The US non-farm payroll data, due later tonight, is keenly awaited even as other data show that jobless claims in that country fell more that what had been projected. This is seen as signs of revival in the economy.

But these statistics have been tempered by another data that showed a decline in the US export. Later in the day, more evidences could be available from Europe on the export front.

The other gold-supporting factor is the Chinese returning from their Lunar New Year holidays which could see emergence of some physical buying.

In India, currency movements will matter somewhat as a weaker rupee against the dollar will make imports of gold, crude oil and vegetable oils costlier.

Holdings in SPDR Trust, world’s biggest gold-backed exchange traded fund were unchanged at 797.05 tonnes.

Spot gold, gold futures

In early Asian trade, spot gold ruled firm at $1,257.96 an ounce and gold futures maturing for delivery in April at $1,258.20.

On NCDEX, spot gold closed marginally higher at ₹29,790 for 10 gm on Thursday.

On MCX and NCDEX, gold futures maturing for delivery in April are likely to rule below ₹28,750.

Crude Oil

Crude oil prices are set to head higher on bets that US demand will rise. Data showing fewer jobless claims will provide support, besides the cold spell in North America. Weather is expected to be colder than normal this month, giving rise to speculation that oil demand will remain high.

Brent crude March contracts were up at $107.19 a barrel and US crude at $97.88.

Oils and oilseeds

Stronger sales of soyabean by the US and threat to South American beans from dry weather are likely to keep oils and oilseeds market firm. In addition, the market is worried that the anticipated cancellation of US soyabean purchase by China isn’t happening.

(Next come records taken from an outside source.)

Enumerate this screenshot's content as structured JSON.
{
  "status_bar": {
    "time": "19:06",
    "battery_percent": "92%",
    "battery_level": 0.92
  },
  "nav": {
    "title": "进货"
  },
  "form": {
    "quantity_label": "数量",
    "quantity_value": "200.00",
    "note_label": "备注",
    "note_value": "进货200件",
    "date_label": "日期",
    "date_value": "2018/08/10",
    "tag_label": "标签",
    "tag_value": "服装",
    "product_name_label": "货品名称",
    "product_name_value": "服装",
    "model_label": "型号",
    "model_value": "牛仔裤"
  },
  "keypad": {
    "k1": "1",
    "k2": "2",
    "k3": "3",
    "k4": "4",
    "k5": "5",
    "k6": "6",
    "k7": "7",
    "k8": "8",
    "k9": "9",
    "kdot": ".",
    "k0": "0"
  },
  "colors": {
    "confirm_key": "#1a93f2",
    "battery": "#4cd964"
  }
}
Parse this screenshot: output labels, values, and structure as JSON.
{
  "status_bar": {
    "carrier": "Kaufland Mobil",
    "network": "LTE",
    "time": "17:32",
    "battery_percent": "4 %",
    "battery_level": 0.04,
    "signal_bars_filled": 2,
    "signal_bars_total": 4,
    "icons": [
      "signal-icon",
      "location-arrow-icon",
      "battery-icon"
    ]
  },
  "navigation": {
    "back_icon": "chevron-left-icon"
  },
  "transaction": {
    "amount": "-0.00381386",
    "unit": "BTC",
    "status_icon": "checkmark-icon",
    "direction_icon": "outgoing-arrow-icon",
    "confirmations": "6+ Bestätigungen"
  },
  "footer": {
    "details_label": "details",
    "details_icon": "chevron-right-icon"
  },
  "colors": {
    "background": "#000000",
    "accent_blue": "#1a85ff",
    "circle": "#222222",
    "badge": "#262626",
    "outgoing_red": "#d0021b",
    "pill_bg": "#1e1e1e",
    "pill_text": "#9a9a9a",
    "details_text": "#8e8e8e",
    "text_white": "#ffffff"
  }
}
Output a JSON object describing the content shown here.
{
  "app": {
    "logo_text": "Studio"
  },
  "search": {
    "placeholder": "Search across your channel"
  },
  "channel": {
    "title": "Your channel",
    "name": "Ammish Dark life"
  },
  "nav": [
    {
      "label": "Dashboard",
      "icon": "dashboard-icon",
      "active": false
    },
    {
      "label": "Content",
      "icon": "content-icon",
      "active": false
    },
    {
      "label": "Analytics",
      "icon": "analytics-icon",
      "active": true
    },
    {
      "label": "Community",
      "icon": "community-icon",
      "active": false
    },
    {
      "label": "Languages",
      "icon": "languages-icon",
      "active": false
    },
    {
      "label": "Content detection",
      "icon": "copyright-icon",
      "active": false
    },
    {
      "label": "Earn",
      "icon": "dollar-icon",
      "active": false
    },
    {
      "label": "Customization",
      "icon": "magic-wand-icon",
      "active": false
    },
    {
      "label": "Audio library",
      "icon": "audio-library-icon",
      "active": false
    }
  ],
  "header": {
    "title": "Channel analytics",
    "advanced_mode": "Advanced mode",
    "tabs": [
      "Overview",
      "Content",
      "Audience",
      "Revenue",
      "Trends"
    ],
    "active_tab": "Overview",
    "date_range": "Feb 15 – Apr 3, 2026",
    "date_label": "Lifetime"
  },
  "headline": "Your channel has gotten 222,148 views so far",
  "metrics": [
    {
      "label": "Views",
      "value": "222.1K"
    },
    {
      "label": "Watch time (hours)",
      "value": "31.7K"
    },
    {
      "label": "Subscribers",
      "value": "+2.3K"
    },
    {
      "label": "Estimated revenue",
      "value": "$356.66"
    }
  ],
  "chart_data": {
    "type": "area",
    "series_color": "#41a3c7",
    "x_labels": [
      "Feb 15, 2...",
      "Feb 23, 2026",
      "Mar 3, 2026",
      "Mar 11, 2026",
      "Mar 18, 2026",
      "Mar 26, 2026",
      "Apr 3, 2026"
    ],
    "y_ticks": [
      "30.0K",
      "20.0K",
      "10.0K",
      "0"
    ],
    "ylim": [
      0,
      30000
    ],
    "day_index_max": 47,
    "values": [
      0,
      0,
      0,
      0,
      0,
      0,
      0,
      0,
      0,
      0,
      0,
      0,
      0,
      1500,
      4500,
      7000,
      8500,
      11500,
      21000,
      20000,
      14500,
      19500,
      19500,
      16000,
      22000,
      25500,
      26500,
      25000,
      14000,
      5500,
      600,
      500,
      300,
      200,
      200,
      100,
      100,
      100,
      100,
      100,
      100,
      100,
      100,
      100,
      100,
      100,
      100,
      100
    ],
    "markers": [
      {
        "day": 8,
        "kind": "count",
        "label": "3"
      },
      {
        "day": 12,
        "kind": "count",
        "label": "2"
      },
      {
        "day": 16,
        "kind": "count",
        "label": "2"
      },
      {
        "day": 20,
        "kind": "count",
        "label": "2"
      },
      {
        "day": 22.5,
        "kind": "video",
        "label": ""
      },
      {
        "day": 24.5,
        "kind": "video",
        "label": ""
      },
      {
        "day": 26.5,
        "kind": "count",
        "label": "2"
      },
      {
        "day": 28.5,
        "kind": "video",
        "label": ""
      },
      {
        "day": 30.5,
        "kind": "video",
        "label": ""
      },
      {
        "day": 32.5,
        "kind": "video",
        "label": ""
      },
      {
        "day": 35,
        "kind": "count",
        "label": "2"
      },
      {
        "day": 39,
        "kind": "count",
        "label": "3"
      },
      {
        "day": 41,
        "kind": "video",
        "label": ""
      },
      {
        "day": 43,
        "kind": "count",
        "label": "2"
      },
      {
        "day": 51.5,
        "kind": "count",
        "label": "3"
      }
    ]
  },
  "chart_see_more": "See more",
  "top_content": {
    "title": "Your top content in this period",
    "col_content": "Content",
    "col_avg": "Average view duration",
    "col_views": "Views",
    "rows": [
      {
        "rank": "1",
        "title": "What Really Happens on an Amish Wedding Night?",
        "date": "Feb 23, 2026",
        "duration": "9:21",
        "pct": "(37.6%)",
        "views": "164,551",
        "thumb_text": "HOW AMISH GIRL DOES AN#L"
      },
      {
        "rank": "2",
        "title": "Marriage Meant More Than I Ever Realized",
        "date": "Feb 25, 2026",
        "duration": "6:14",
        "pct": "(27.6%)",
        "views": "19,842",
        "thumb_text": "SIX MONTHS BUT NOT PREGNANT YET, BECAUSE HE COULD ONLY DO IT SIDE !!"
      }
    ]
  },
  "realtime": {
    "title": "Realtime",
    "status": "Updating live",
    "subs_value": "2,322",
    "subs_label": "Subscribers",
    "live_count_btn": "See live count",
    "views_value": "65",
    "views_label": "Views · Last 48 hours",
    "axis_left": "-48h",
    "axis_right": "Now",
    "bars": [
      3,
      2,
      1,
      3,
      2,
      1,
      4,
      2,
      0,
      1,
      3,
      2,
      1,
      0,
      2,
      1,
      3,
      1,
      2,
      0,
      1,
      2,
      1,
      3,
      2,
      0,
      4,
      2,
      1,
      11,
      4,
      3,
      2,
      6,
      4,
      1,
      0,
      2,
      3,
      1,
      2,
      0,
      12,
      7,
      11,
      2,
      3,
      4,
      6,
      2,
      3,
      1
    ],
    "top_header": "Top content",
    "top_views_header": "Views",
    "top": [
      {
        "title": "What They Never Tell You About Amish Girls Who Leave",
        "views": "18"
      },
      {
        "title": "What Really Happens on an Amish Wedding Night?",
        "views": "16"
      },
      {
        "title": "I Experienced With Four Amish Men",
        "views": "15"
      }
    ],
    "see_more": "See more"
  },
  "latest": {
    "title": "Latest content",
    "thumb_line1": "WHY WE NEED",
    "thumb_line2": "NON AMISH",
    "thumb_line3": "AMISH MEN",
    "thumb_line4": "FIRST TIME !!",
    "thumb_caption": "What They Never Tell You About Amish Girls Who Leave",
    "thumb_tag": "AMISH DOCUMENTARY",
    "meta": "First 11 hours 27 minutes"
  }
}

USDA data showed that the US has met its soyabean export target even before half the season is through. Chicago Board of Trade soyabean for delivery in March was up at $13.25 a bushel early on Friday in Asia. Crude palm oil settled at $2,568 ringgit or $773 a tonne on Bursa Malaysia Derivatives Exchange last evening. It is set to open higher on cues from the soyabean market.

Grains complex

Corn (industrial maize) prices will come under pressure on short-covering and bets that the USDA will raise its crop forecast for this year. But higher exports by the US hold promise in the longer term.

CBOT corn contracts for delivery in March fell to $4.43 a bushel.

Wheat prices are also seen heading lower as fears from cold spell in North America abate as the snow is seen providing cover from the chill. In addition, the snow will result in better soil moisture and provide irrigation as well. The short-term concern, though, is disruption in freight due to the cold weather.

CBOT wheat contracts maturing for delivery in March fell to $5.80 a bushel.